Certaines données issues de ces enquêtes laissent toutefois penser qu’il existe, à l’image de ce groupe de Français qui ne craignent pas la pauvreté, quelques lueurs d’espoir dans ce tableau d’une France morose. En effet, tandis qu’à l’échelle du pays, l’opinion dresse un constat plutôt sombre, lorsqu’il s’agit d’appréhender leur propre situation personnelle le bilan est plus modéré. Ainsi, 81% des Français se déclarent satisfaits de leur situation sociale personnelle, une satisfaction toutefois peu affirmée (63% « plutôt satisfait ») et inégalement répartie entre les différentes catégories de la population. En effet, si les insatisfaits sont minoritaires dans la moyenne nationale et concernent toutefois près d’un Français sur cinq (18%), certains segments de population à l’instar des ouvriers (32%), des chômeurs (45%) et des foyers où les revenus sont inférieurs à 800€ par mois (57%), autrement dit des catégories particulièrement exposés à la précarité, révèlent une situation sociale difficile et leur insatisfaction est multipliée par deux, voir par trois par rapport à l’ensemble de la population.

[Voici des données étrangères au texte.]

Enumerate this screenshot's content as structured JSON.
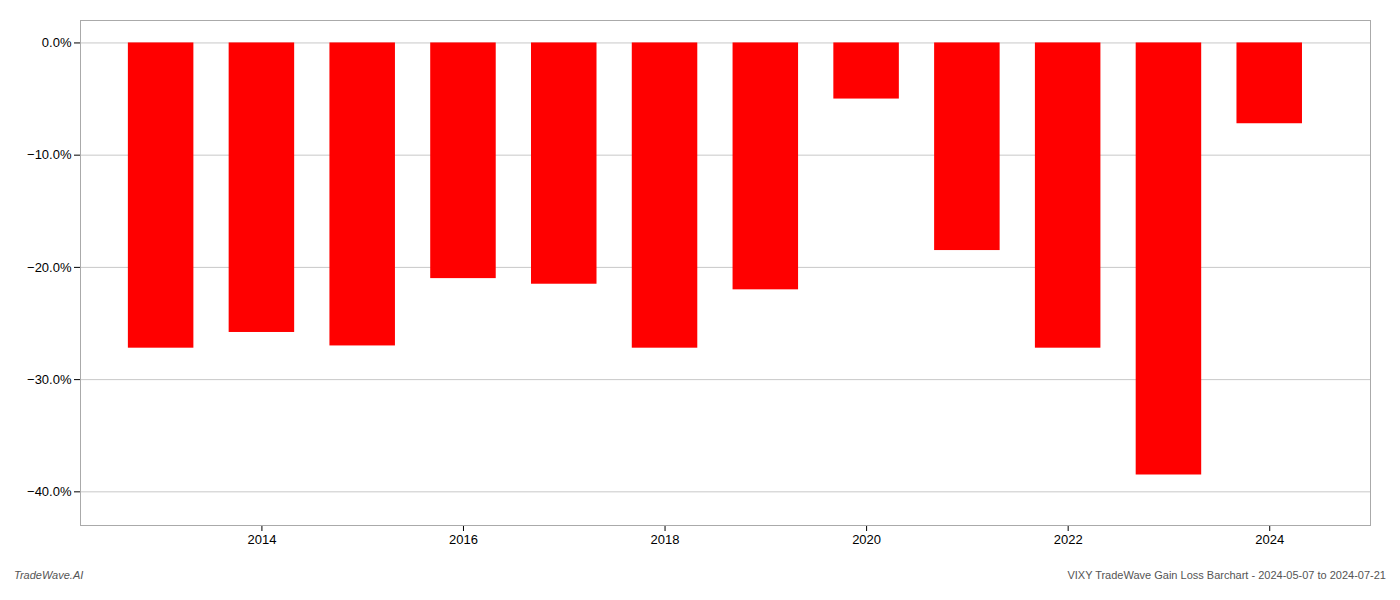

L’article premier de la Constitution française nous rappelle que « La France est une République indivisible, laïque, démocratique et sociale. Elle assure l’égalité devant la loi de tous les citoyens sans distinction d’origine, de race ou de religion. Elle respecte toutes les croyances» La défiance exprimée par les Français aux valeurs de la République qui reprennent ces grands principes laisse à penser que la réalité du modèle français n’est plus en phase avec une société jugée injuste et individualiste par une majorité des citoyens pessimistes pour l’avenir.